Lise Meitner (born November 7, 1878, Vienna, Austria-Hungary [now in Austria]—died October 27, 1968, Cambridge, Cambridgeshire, England) was an Austrian-born physicist who shared the Enrico Fermi Award (1966) with the chemists Otto Hahn and Fritz Strassmann for their joint research that led to the discovery of uranium fission.
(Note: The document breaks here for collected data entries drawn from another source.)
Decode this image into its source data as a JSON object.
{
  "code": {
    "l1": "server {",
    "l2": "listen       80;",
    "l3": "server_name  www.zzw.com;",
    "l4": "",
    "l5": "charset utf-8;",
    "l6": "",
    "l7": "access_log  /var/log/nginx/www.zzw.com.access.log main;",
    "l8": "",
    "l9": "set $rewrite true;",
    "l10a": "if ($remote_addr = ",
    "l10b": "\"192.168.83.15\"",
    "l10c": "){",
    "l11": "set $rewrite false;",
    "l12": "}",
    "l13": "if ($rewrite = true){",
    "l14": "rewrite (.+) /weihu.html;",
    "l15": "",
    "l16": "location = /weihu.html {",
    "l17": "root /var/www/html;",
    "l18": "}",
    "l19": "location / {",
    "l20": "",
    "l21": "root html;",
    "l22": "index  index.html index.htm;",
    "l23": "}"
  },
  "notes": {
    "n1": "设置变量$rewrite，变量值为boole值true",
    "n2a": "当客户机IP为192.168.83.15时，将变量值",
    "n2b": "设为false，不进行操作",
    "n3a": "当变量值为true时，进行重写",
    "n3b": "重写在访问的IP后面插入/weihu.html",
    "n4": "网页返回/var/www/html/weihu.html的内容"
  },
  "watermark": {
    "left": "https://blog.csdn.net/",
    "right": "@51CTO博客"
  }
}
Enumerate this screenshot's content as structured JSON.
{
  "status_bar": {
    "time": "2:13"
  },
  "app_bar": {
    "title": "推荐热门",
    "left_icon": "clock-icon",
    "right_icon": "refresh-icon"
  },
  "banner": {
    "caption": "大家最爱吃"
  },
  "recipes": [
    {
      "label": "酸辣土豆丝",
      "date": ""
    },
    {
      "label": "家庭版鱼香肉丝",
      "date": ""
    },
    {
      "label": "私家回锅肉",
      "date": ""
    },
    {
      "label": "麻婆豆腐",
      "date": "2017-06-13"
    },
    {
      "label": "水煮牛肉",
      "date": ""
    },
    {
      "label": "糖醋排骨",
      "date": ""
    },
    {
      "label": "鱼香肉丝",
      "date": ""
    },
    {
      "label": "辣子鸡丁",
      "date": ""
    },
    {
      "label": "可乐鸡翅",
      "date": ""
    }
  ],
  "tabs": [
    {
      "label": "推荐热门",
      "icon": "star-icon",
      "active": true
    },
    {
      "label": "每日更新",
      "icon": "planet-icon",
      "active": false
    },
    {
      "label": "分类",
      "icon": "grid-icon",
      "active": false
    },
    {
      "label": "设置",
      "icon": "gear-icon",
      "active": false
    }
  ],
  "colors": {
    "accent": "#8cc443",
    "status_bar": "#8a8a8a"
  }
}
After receiving her doctorate at the University of Vienna (1906), Meitner attended Max Planck’s lectures at Berlin in 1907 and joined Hahn in research on radioactivity. During three decades of association, she and Hahn were among the first to isolate the isotope protactinium-231 (which they named), studied nuclear isomerism and beta decay, and in the 1930s (along with Strassmann) investigated the products of neutron bombardment of uranium. Because she was Jewish, she left Nazi Germany in the summer of 1938 to settle in Sweden.
After Hahn and Strassmann had demonstrated that barium appears in neutron-bombarded uranium, Meitner, with her nephew Otto Frisch, elucidated the physical characteristics of this division and in January 1939 proposed the term fission (which Frisch elicited from American biophysicist William Arnold) for the process. In 1944 Hahn received the Nobel Prize for Chemistry for discovering nuclear fission, though some have argued that Meitner merited a share of the award. During this time she was invited to work on the Manhattan Project (1942–45) in the United States. Meitner opposed the atomic bomb, however, and she rejected the offer.
She retired to England in 1960. Eight years later she died, and her tombstone bears the inscription “A physicist who never lost her humanity.” The chemical element meitnerium was later named in her honour.